Oui, les villes sont un milieu propice pour ces espèces, car la population humaine (susceptible d’y relâcher des animaux achetés à l’autre bout du monde) y est plus nombreuse ! On n’imagine pas ce que des personnes peuvent rapporter de leurs voyages ou acheter sur internet : serpents, oiseaux, petits mammifères, insectes … Il n’est pas toujours facile pour ces animaux de s’adapter au milieu urbain. Surtout à Paris, ville très minérale, comparée à d’autres grandes villes européennes comme Londres ou Berlin, qui ont de très grands espaces verts. Mais les plus résistants et adaptables peuvent finalement s’y sentir très bien [NDLR : Le terme « espèce invasive » désigne « des espèces vivantes introduites hors de leur habitat naturel, et dont la prolifération provoque des dégâts dans le milieu dans lequel elles s’installent. »] !
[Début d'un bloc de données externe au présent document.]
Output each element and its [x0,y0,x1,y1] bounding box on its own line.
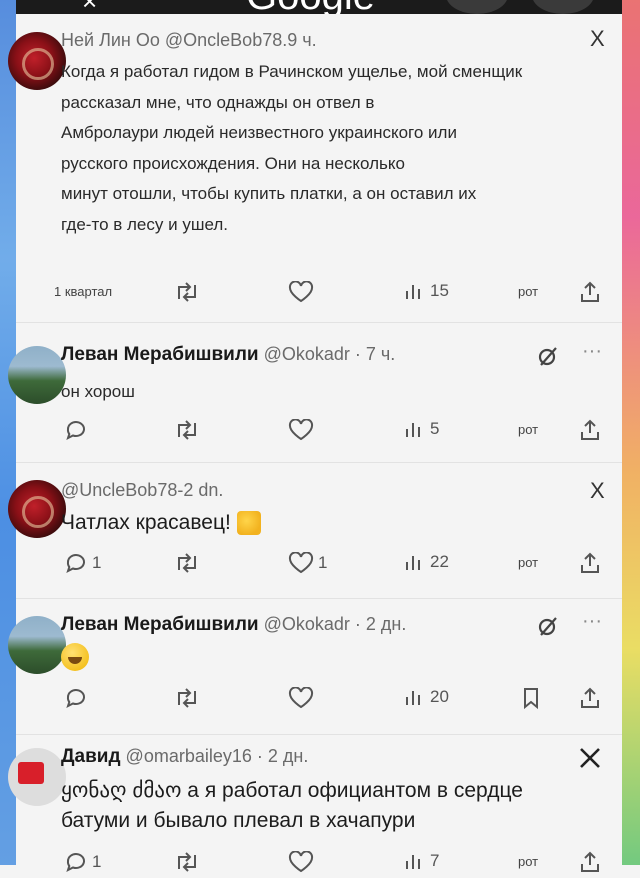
like-icon [288,552,314,574]
like-icon[interactable] [288,851,314,873]
tweet-text: Чатлах красавец! [61,508,261,538]
retweet-icon[interactable] [174,552,200,574]
like-icon[interactable] [288,419,314,441]
reply-icon [66,853,85,872]
avatar[interactable] [8,32,66,90]
share-icon[interactable] [578,551,602,575]
grok-icon[interactable] [536,344,560,368]
views-stat[interactable]: 15 [404,281,449,301]
brand-logo: Google [246,0,375,14]
tweet-3: @UncleBob78-2 dn. X Чатлах красавец! 1 1… [8,470,622,600]
avatar[interactable] [8,480,66,538]
retweet-icon[interactable] [174,281,200,303]
views-icon [406,556,420,570]
smile-emoji [61,643,89,671]
more-options-icon[interactable]: ··· [582,610,602,633]
like-button[interactable]: 1 [288,552,327,574]
divider [16,322,622,323]
views-stat[interactable]: 5 [404,419,439,439]
top-bar: × Google [16,0,622,14]
left-gradient-edge [0,0,16,865]
retweet-icon[interactable] [174,419,200,441]
tweet-header: Леван Мерабишвили @Okokadr · 7 ч. [61,344,395,366]
divider [16,734,622,735]
tweet-header: Леван Мерабишвили @Okokadr · 2 дн. [61,614,406,636]
avatar[interactable] [8,616,66,674]
tweet-5: Давид @omarbailey16 · 2 дн. ყონაღ ძმაო а… [8,738,622,873]
bookmark-label[interactable]: рот [518,854,538,869]
reply-icon[interactable] [64,686,88,710]
author-handle: @Okokadr · 2 дн. [263,614,407,634]
retweet-icon[interactable] [174,687,200,709]
tweet-header: @UncleBob78-2 dn. [61,480,224,500]
tweet-4: Леван Мерабишвили @Okokadr · 2 дн. ··· 2… [8,604,622,734]
reply-icon [66,554,85,573]
author-name: Давид [61,746,121,767]
reply-label[interactable]: 1 квартал [54,284,112,299]
retweet-icon[interactable] [174,851,200,873]
tweet-header: Ней Лин Оо @OncleBob78.9 ч. [61,30,317,50]
views-stat[interactable]: 20 [404,687,449,707]
more-options-icon[interactable]: ··· [582,340,602,363]
tweet-text: ყონაღ ძმაო а я работал официантом в серд… [61,779,523,832]
tweet-1: Ней Лин Оо @OncleBob78.9 ч. X Когда я ра… [8,20,622,340]
dismiss-button[interactable]: X [590,478,605,504]
grok-icon[interactable] [536,614,560,638]
right-gradient-edge [622,0,640,865]
tweet-actions: 5 рот [56,416,622,446]
tweet-actions: 1 квартал 15 рот [54,278,622,308]
views-icon [406,691,420,705]
views-icon [406,285,420,299]
lens-icon[interactable] [446,0,508,14]
reply-icon[interactable] [64,418,88,442]
tweet-actions: 1 1 22 рот [56,549,622,579]
bookmark-label[interactable]: рот [518,555,538,570]
author-handle: @omarbailey16 · 2 дн. [125,746,309,766]
author-name: Леван Мерабишвили [61,614,259,635]
avatar[interactable] [8,748,66,806]
dismiss-button[interactable]: X [590,26,605,52]
like-icon[interactable] [288,687,314,709]
reply-button[interactable]: 1 [64,551,101,575]
tweet-text: он хорош [61,382,135,401]
author-handle: @Okokadr · 7 ч. [263,344,396,364]
bookmark-label[interactable]: рот [518,422,538,437]
like-icon[interactable] [288,281,314,303]
divider [16,598,622,599]
thumbs-up-emoji [236,511,261,536]
share-icon[interactable] [578,280,602,304]
avatar[interactable] [8,346,66,404]
share-icon[interactable] [578,418,602,442]
tweet-2: Леван Мерабишвили @Okokadr · 7 ч. ··· он… [8,334,622,464]
tweet-actions: 1 7 рот [56,848,622,878]
bookmark-label[interactable]: рот [518,284,538,299]
close-icon[interactable]: × [82,0,97,14]
tweet-text: Когда я работал гидом в Рачинском ущелье… [61,62,523,234]
tweet-actions: 20 [56,684,622,714]
views-stat[interactable]: 7 [404,851,439,871]
tweet-header: Давид @omarbailey16 · 2 дн. [61,746,308,768]
share-icon[interactable] [578,850,602,874]
x-logo-icon [578,746,602,770]
more-menu-icon[interactable] [532,0,594,14]
author-name: Леван Мерабишвили [61,344,259,365]
views-icon [406,855,420,869]
divider [16,462,622,463]
share-icon[interactable] [578,686,602,710]
reply-button[interactable]: 1 [64,850,101,874]
views-icon [406,423,420,437]
views-stat[interactable]: 22 [404,552,449,572]
bookmark-icon[interactable] [520,686,542,710]
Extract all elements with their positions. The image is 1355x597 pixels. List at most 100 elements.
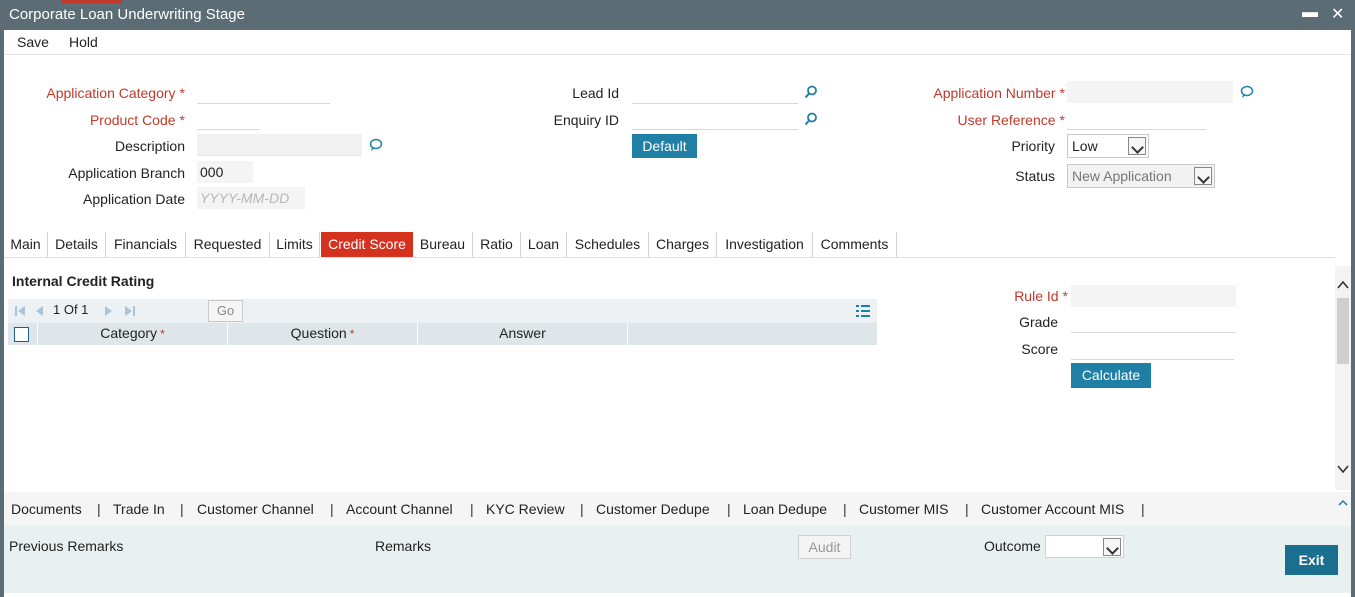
application-category-input[interactable] xyxy=(197,82,330,104)
application-date-input[interactable] xyxy=(197,187,305,209)
footer-separator: | xyxy=(1141,501,1145,517)
user-reference-input[interactable] xyxy=(1067,108,1206,130)
answer-column-header[interactable]: Answer xyxy=(418,323,628,345)
grid-pager: 1 Of 1 Go xyxy=(8,299,877,323)
exit-button[interactable]: Exit xyxy=(1285,545,1338,575)
window-title: Corporate Loan Underwriting Stage xyxy=(9,6,245,23)
window-frame-right xyxy=(1351,30,1355,597)
loan-dedupe-link[interactable]: Loan Dedupe xyxy=(743,501,827,517)
window-title-bar: Corporate Loan Underwriting Stage ▬ ✕ xyxy=(0,0,1355,30)
menu-bar: Save Hold xyxy=(4,30,1351,55)
calculate-button[interactable]: Calculate xyxy=(1071,363,1151,388)
priority-label: Priority xyxy=(1011,138,1055,154)
minimize-icon[interactable]: ▬ xyxy=(1302,4,1318,22)
page-indicator: 1 Of 1 xyxy=(53,302,89,317)
question-column-header[interactable]: Question * xyxy=(228,323,418,345)
score-label: Score xyxy=(1021,341,1058,357)
tab-underline xyxy=(4,257,1335,258)
enquiry-id-search-icon[interactable] xyxy=(804,112,818,126)
status-select[interactable]: New Application xyxy=(1067,164,1215,188)
first-page-icon[interactable] xyxy=(14,305,26,317)
documents-link[interactable]: Documents xyxy=(11,501,82,517)
grade-input[interactable] xyxy=(1071,311,1236,333)
account-channel-link[interactable]: Account Channel xyxy=(346,501,453,517)
footer-separator: | xyxy=(727,501,731,517)
category-column-header[interactable]: Category * xyxy=(38,323,228,345)
application-number-label: Application Number * xyxy=(933,85,1065,101)
scrollbar-thumb[interactable] xyxy=(1337,298,1349,364)
priority-value: Low xyxy=(1072,138,1098,154)
grade-label: Grade xyxy=(1019,314,1058,330)
customer-dedupe-link[interactable]: Customer Dedupe xyxy=(596,501,710,517)
outcome-select[interactable] xyxy=(1045,535,1124,558)
product-code-label: Product Code * xyxy=(89,112,185,128)
user-reference-label: User Reference * xyxy=(957,112,1066,128)
tab-credit-score[interactable]: Credit Score xyxy=(321,232,413,257)
tab-ratio[interactable]: Ratio xyxy=(473,232,521,257)
chevron-down-icon xyxy=(1103,538,1121,556)
rule-id-input[interactable] xyxy=(1071,285,1236,307)
application-category-label: Application Category * xyxy=(46,85,185,101)
chevron-down-icon xyxy=(1194,167,1212,185)
vertical-scrollbar[interactable] xyxy=(1335,266,1351,490)
lead-id-label: Lead Id xyxy=(572,85,619,101)
tab-loan[interactable]: Loan xyxy=(521,232,567,257)
tab-schedules[interactable]: Schedules xyxy=(567,232,649,257)
tab-requested[interactable]: Requested xyxy=(186,232,270,257)
tab-limits[interactable]: Limits xyxy=(270,232,320,257)
default-button[interactable]: Default xyxy=(632,134,697,158)
enquiry-id-label: Enquiry ID xyxy=(553,112,619,128)
lead-id-search-icon[interactable] xyxy=(804,85,818,99)
description-input[interactable] xyxy=(197,134,362,156)
description-label: Description xyxy=(114,138,185,154)
close-icon[interactable]: ✕ xyxy=(1331,4,1344,24)
lead-id-input[interactable] xyxy=(632,82,798,104)
previous-remarks-label: Previous Remarks xyxy=(9,538,124,554)
trade-in-link[interactable]: Trade In xyxy=(113,501,165,517)
customer-account-mis-link[interactable]: Customer Account MIS xyxy=(981,501,1124,517)
column-settings-icon[interactable] xyxy=(856,305,870,317)
footer-links-bar: Documents | Trade In | Customer Channel … xyxy=(4,492,1351,526)
tab-bureau[interactable]: Bureau xyxy=(413,232,473,257)
customer-channel-link[interactable]: Customer Channel xyxy=(197,501,314,517)
collapse-up-icon[interactable] xyxy=(1338,499,1348,507)
scroll-up-icon[interactable] xyxy=(1337,280,1349,290)
remarks-label: Remarks xyxy=(375,538,432,554)
application-branch-input[interactable] xyxy=(197,161,253,183)
footer-separator: | xyxy=(843,501,847,517)
outcome-label: Outcome xyxy=(984,538,1041,554)
last-page-icon[interactable] xyxy=(124,305,136,317)
previous-page-icon[interactable] xyxy=(33,305,45,317)
application-number-lookup-icon[interactable] xyxy=(1240,85,1254,99)
footer-separator: | xyxy=(180,501,184,517)
grid-header: Category * Question * Answer xyxy=(8,323,877,345)
next-page-icon[interactable] xyxy=(103,305,115,317)
footer-separator: | xyxy=(580,501,584,517)
select-all-checkbox[interactable] xyxy=(14,327,29,342)
scroll-down-icon[interactable] xyxy=(1337,464,1349,474)
tab-charges[interactable]: Charges xyxy=(649,232,717,257)
status-label: Status xyxy=(1015,168,1055,184)
hold-menu-item[interactable]: Hold xyxy=(69,34,98,50)
priority-select[interactable]: Low xyxy=(1067,134,1149,158)
audit-bar: Previous Remarks Remarks Audit Outcome E… xyxy=(4,526,1351,593)
description-lookup-icon[interactable] xyxy=(369,138,383,152)
tab-comments[interactable]: Comments xyxy=(813,232,897,257)
tab-investigation[interactable]: Investigation xyxy=(717,232,813,257)
tab-details[interactable]: Details xyxy=(48,232,106,257)
product-code-input[interactable] xyxy=(197,108,260,130)
audit-button[interactable]: Audit xyxy=(798,535,851,559)
kyc-review-link[interactable]: KYC Review xyxy=(486,501,565,517)
status-value: New Application xyxy=(1072,168,1172,184)
tab-financials[interactable]: Financials xyxy=(106,232,186,257)
customer-mis-link[interactable]: Customer MIS xyxy=(859,501,948,517)
go-button[interactable]: Go xyxy=(208,300,243,322)
enquiry-id-input[interactable] xyxy=(632,108,798,130)
footer-separator: | xyxy=(330,501,334,517)
tab-main[interactable]: Main xyxy=(4,232,48,257)
score-input[interactable] xyxy=(1071,338,1234,360)
save-menu-item[interactable]: Save xyxy=(17,34,49,50)
rule-id-label: Rule Id * xyxy=(1014,288,1068,304)
application-date-label: Application Date xyxy=(83,191,185,207)
application-number-input[interactable] xyxy=(1067,81,1233,103)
En quoi ces espèces sont-elles problématiques ?
Prenons l’exemple de l’écureuil de Pallas qui a été bien étudié depuis son introduction au cap d’Antibes. Cette espèce originaire de l’Asie du Sud-Est, rapportée sans doute par un particulier venant de Taïwan à la fin des années 60, a mis une vingtaine d’années à traverser la ville d’Antibes, puis encore vingt ans pour franchir l’autoroute A8 qui longe la Côte d’Azur. Cette population est en train d’envahir la région. Or ces écureuils s’attaquent aux fruits des arbres, rongent leurs écorces sur des bandes de 40 cm. Ils peuvent détruire des vergers entiers. En outre, ils rongent les fils téléphoniques et ceux des systèmes d’irrigation. Par ailleurs cette espèce menace l’écureuil roux, l’unique espèce d’écureuil arboricole d’Europe de l’Ouest. Ce dernier est très sensible à la présence de compétiteurs. Depuis qu’une directive classait en 2014 cette espèce dans la catégorie « invasive à forte préoccupation », il est interdit d’en vendre. Malgré cela, les citoyens souvent attendris par cet animal ont tendance à le nourrir !
Quels sont les moyens de lutte ?
L’essentiel est d’expliquer à la population, grâce à une parole scientifique sur ces sujets, en quoi cette espèce d’écureuil est particulièrement susceptible d’occasionner des dégâts, notamment vis-à-vis de l’écureuil roux. Dans le sud, les habitants sont réceptifs, car ils ont déjà souffert d’autres espèces invasives comme les algues sur le littoral et des papillons sur les palmiers (notamment ceux de la Croisette à Cannes). Un plan de contrôle de cet écureuil a été mis en place, avec des opérations de piégeage et de tirs au fusil de chasse. Dans les Alpes-Maritimes, l’espèce occupe une surface trop importante (35 km21) pour que l’éradication soit possible ; seul le contrôle de la population est envisageable. Dans les Bouches-du-Rhône, l’aire de répartition est encore limitée (quelques centaines d’hectares), l’éradication paraît être un objectif réaliste – mais il y a urgence.
Quels peuvent être les effets du changement climatique sur ces espèces en milieu urbain ?
Cet impact est difficile à estimer. D’un côté, les villes sont des îlots de chaleur où il peut être difficile de survivre. Toutefois, dans un contexte de sécheresse, ce sont aussi les seuls endroits où ces animaux trouveront toujours de l’eau. Paradoxalement, les villes pourraient devenir un réservoir de biodiversité pour ces espèces.